I like your results, Christy! Here's my go at it. I made a layer via copy, ran the dry brush filter on the original, ran the glowing edges on the copy, changed the blend mode of the copy layer to screen, and adjusted the opacity to like 90%. I also done some dodging around the flame using a huge soft brush to get the glow, and bumped saturation by about 20%. Fun stuff...


----------



## Crickett (Oct 12, 2009)

Browtine said:


> I like your results, Christy! Here's my go at it. I made a layer via copy, ran the dry brush filter on the original, ran the glowing edges on the copy, changed the blend mode of the copy layer to screen, and adjusted the opacity to like 90%. I also done some dodging around the flame using a huge soft brush to get the glow, and bumped saturation by about 20%. Fun stuff...

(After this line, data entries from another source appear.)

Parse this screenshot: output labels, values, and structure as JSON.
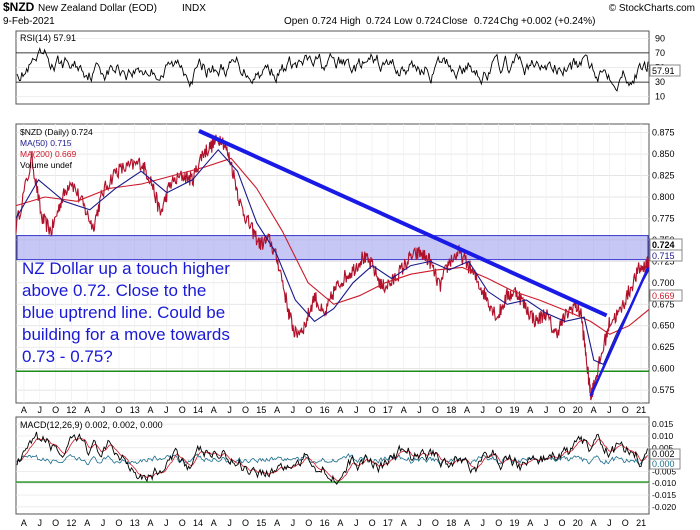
{
  "header": {
    "symbol": "$NZD",
    "name": "New Zealand Dollar (EOD)",
    "exchange": "INDX",
    "source": "© StockCharts.com",
    "date": "9-Feb-2021",
    "open_label": "Open",
    "open": "0.724",
    "high_label": "High",
    "high": "0.724",
    "low_label": "Low",
    "low": "0.724",
    "close_label": "Close",
    "close": "0.724",
    "chg_label": "Chg",
    "chg": "+0.002 (+0.24%)"
  },
  "annotation": {
    "lines": [
      "NZ Dollar up a touch higher",
      "above 0.72. Close to the",
      "blue uptrend line. Could be",
      "building for a move towards",
      "0.73 - 0.75?"
    ],
    "color": "#1a1ad6"
  },
  "colors": {
    "price": "#b0102a",
    "ma50": "#1a1a8c",
    "ma200": "#cc1a2a",
    "trend": "#1a1ae6",
    "band": "#9999ee",
    "green": "#1a8c1a",
    "macd": "#000000",
    "signal": "#cc1a2a",
    "hist": "#1a6e8c"
  },
  "x_axis_labels": [
    "A",
    "J",
    "O",
    "12",
    "A",
    "J",
    "O",
    "13",
    "A",
    "J",
    "O",
    "14",
    "A",
    "J",
    "O",
    "15",
    "A",
    "J",
    "O",
    "16",
    "A",
    "J",
    "O",
    "17",
    "A",
    "J",
    "O",
    "18",
    "A",
    "J",
    "O",
    "19",
    "A",
    "J",
    "O",
    "20",
    "A",
    "J",
    "O",
    "21"
  ],
  "chart_data": [
    {
      "type": "line",
      "panel": "rsi",
      "legend": "RSI(14) 57.91",
      "value": 57.91,
      "yticks": [
        90,
        70,
        50,
        30,
        10
      ],
      "ylim": [
        0,
        100
      ],
      "reference_lines": [
        70,
        30
      ],
      "value_label": "57.91"
    },
    {
      "type": "line",
      "panel": "price",
      "legend": [
        {
          "label": "$NZD (Daily) 0.724",
          "color": "#000000"
        },
        {
          "label": "MA(50) 0.715",
          "color": "#1a1a8c"
        },
        {
          "label": "MA(200) 0.669",
          "color": "#cc1a2a"
        },
        {
          "label": "Volume undef",
          "color": "#000000"
        }
      ],
      "yticks": [
        "0.875",
        "0.850",
        "0.825",
        "0.800",
        "0.775",
        "0.750",
        "0.725",
        "0.700",
        "0.675",
        "0.650",
        "0.625",
        "0.600",
        "0.575"
      ],
      "ylim": [
        0.56,
        0.885
      ],
      "x_range": [
        2011.25,
        2021.11
      ],
      "series": [
        {
          "name": "$NZD",
          "x": [
            2011.25,
            2011.5,
            2011.65,
            2011.8,
            2011.95,
            2012.1,
            2012.3,
            2012.45,
            2012.6,
            2012.8,
            2013.0,
            2013.2,
            2013.35,
            2013.5,
            2013.65,
            2013.85,
            2014.0,
            2014.15,
            2014.3,
            2014.45,
            2014.6,
            2014.75,
            2014.9,
            2015.05,
            2015.2,
            2015.35,
            2015.5,
            2015.6,
            2015.75,
            2015.9,
            2016.05,
            2016.2,
            2016.35,
            2016.5,
            2016.65,
            2016.8,
            2016.95,
            2017.1,
            2017.25,
            2017.4,
            2017.55,
            2017.7,
            2017.85,
            2018.0,
            2018.15,
            2018.3,
            2018.45,
            2018.6,
            2018.75,
            2018.9,
            2019.05,
            2019.2,
            2019.35,
            2019.5,
            2019.65,
            2019.8,
            2019.95,
            2020.05,
            2020.15,
            2020.2,
            2020.25,
            2020.35,
            2020.5,
            2020.65,
            2020.8,
            2020.95,
            2021.05,
            2021.11
          ],
          "y": [
            0.765,
            0.845,
            0.775,
            0.76,
            0.795,
            0.82,
            0.79,
            0.765,
            0.805,
            0.83,
            0.835,
            0.84,
            0.82,
            0.78,
            0.815,
            0.825,
            0.82,
            0.85,
            0.86,
            0.87,
            0.84,
            0.79,
            0.765,
            0.745,
            0.75,
            0.72,
            0.665,
            0.64,
            0.65,
            0.685,
            0.66,
            0.69,
            0.705,
            0.715,
            0.73,
            0.72,
            0.695,
            0.7,
            0.715,
            0.73,
            0.735,
            0.725,
            0.695,
            0.725,
            0.735,
            0.72,
            0.7,
            0.68,
            0.66,
            0.685,
            0.69,
            0.67,
            0.655,
            0.665,
            0.64,
            0.66,
            0.675,
            0.665,
            0.6,
            0.57,
            0.58,
            0.61,
            0.655,
            0.665,
            0.69,
            0.715,
            0.72,
            0.724
          ]
        },
        {
          "name": "MA(50)",
          "x": [
            2011.25,
            2011.6,
            2012.0,
            2012.4,
            2012.8,
            2013.2,
            2013.6,
            2014.0,
            2014.4,
            2014.7,
            2015.0,
            2015.3,
            2015.6,
            2015.9,
            2016.2,
            2016.5,
            2016.8,
            2017.1,
            2017.4,
            2017.7,
            2018.0,
            2018.3,
            2018.6,
            2018.9,
            2019.2,
            2019.5,
            2019.8,
            2020.1,
            2020.25,
            2020.4,
            2020.6,
            2020.8,
            2021.0,
            2021.11
          ],
          "y": [
            0.775,
            0.82,
            0.795,
            0.785,
            0.81,
            0.83,
            0.805,
            0.82,
            0.855,
            0.83,
            0.77,
            0.735,
            0.68,
            0.655,
            0.67,
            0.7,
            0.72,
            0.705,
            0.72,
            0.725,
            0.715,
            0.725,
            0.69,
            0.675,
            0.68,
            0.665,
            0.655,
            0.66,
            0.61,
            0.605,
            0.64,
            0.67,
            0.7,
            0.715
          ]
        },
        {
          "name": "MA(200)",
          "x": [
            2011.25,
            2011.7,
            2012.2,
            2012.7,
            2013.2,
            2013.7,
            2014.2,
            2014.6,
            2015.0,
            2015.4,
            2015.8,
            2016.2,
            2016.6,
            2017.0,
            2017.4,
            2017.8,
            2018.2,
            2018.6,
            2019.0,
            2019.4,
            2019.8,
            2020.2,
            2020.5,
            2020.8,
            2021.11
          ],
          "y": [
            0.79,
            0.8,
            0.795,
            0.81,
            0.815,
            0.825,
            0.835,
            0.845,
            0.81,
            0.76,
            0.7,
            0.675,
            0.685,
            0.7,
            0.71,
            0.715,
            0.718,
            0.705,
            0.69,
            0.68,
            0.668,
            0.655,
            0.64,
            0.65,
            0.669
          ]
        }
      ],
      "band": [
        0.727,
        0.755
      ],
      "green_line": 0.597,
      "downtrend_line": [
        [
          2014.1,
          0.877
        ],
        [
          2020.45,
          0.662
        ]
      ],
      "uptrend_line": [
        [
          2020.2,
          0.568
        ],
        [
          2021.1,
          0.718
        ]
      ],
      "value_labels": [
        {
          "text": "0.724",
          "bold": true
        },
        {
          "text": "0.715",
          "bold": false
        },
        {
          "text": "0.669",
          "bold": false
        }
      ]
    },
    {
      "type": "line",
      "panel": "macd",
      "legend": "MACD(12,26,9) 0.002, 0.002, 0.000",
      "yticks": [
        "0.015",
        "0.010",
        "0.005",
        "0.000",
        "-0.005",
        "-0.010",
        "-0.015",
        "-0.020"
      ],
      "ylim": [
        -0.023,
        0.018
      ],
      "green_line": -0.0095,
      "value_labels": [
        "0.002",
        "0.000"
      ]
    }
  ]
}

Very cool Chris. I haven't had a chance to play around w/ it again. I might try to work on it sometime tomorrow & see what I come up w/. I have another flame shot that has a bit wider flame if you want to give it a try. 


BTW how are ya feelin'?


----------



## Browtine (Oct 12, 2009)

Crickett said:


> Very cool Chris. I haven't had a chance to play around w/ it again. I might try to work on it sometime tomorrow & see what I come up w/. I have another flame shot that has a bit wider flame if you want to give it a try.
> 
> 
> BTW how are ya feelin'?



Finally starting to feel a little better. Antibiotics are starting to work. I waited around about going to the doctor for too long, as usual. Ended up worse than it had to be... again. Someday maybe I'll learn. Thanks for askin' though.


----------